Philip Oakey singles chronology
| "Good-Bye Bad Times" (1985) | "Be My Lover Now" (1985) | "What Comes After Goodbye" (1990) |

Giorgio Moroder singles chronology
| "Good-Bye Bad Times" (1985) | "Be My Lover Now" (1985) | "To Be Number One" (1990) |

Audio sample
- file; help;

= Be My Lover Now =

"Be My Lover Now" is a song by British singer and songwriter Philip Oakey and producer Giorgio Moroder. It was written by Oakey and Moroder and recorded for the album Philip Oakey & Giorgio Moroder. It was released as a single in the UK in August 1985 where it reached number 91 on the singles charts and remained on the charts for 1 week. It was the third and final single to be released from the brief Oakey/Moroder partnership which had started with the hit single "Together in Electric Dreams" (1984).

==Music video==

Philip Oakey in music video for "Be My Lover Now"

The music video for "Be My Lover Now" was less extravagant than the high budget video for the previous single "Good-Bye Bad Times".
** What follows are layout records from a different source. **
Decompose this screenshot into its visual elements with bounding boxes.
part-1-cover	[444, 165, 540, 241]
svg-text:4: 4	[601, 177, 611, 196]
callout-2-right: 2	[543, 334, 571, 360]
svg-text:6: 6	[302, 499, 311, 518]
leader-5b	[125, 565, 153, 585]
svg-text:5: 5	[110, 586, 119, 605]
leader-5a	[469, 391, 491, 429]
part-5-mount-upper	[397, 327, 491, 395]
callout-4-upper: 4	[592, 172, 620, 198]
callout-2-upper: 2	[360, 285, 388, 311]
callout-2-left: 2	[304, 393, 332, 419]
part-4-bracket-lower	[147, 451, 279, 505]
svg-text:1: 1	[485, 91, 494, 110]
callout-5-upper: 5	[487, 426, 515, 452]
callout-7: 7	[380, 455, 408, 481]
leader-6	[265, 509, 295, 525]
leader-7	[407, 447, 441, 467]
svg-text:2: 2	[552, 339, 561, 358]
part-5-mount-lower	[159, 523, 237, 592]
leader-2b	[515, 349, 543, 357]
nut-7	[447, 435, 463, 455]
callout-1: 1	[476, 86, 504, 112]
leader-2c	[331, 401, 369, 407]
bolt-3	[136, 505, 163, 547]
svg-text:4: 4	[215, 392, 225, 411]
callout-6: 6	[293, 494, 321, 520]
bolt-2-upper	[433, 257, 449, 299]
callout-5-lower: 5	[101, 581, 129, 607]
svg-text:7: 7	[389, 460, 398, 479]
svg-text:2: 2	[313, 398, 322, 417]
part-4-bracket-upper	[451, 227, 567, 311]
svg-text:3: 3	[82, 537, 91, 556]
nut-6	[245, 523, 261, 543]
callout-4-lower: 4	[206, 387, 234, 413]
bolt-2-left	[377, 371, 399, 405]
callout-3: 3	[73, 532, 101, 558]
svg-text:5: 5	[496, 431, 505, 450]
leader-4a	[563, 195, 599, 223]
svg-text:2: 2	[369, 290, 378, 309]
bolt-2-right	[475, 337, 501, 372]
The video has a surreal theme and features Philip Oakey performing on stage in an ornate theatre, with three female backing singers/dancers and two female podium dancers either side of the stage who are dressed identically to an audience of identical blue dress wearing female 'clones' in their 30s/40s who are competing for Oakey's attention.

==Critical reception==
Upon its release as a single, Don Watson of NME considered "Be My Lover Now" to be "catchy enough" and "definitely an improvement" on "Together in Electric Dreams". He also noted the "infuriatingly familiar, cloying perfect slide guitar refrain", but felt overall that the song did not "contain a spark of the irresistible tacky thrill that was 'Love Action'". Nancy Culp of Record Mirror remarked, "Phil, darling, you are wasting your awesome vocal talents endorsing this aural popcorn. Please go away at once and sing 15 choruses of 'Louise' to make up for it." Ro Newton of Number One noted the talents of Oakey and Moroder but felt "together they just don't seem to gel". She described the song as a "flat, repetitive disco dirge which establishes nothing except the fact Phillip is becoming rather desperate". John Harrison, writing for The Sydney Morning Herald, called it "strictly dance-floor material, with the inherent weakness (banal lyrics) and strengths (big beat) of that tag", but added that "it is a little classier than most of the ilk".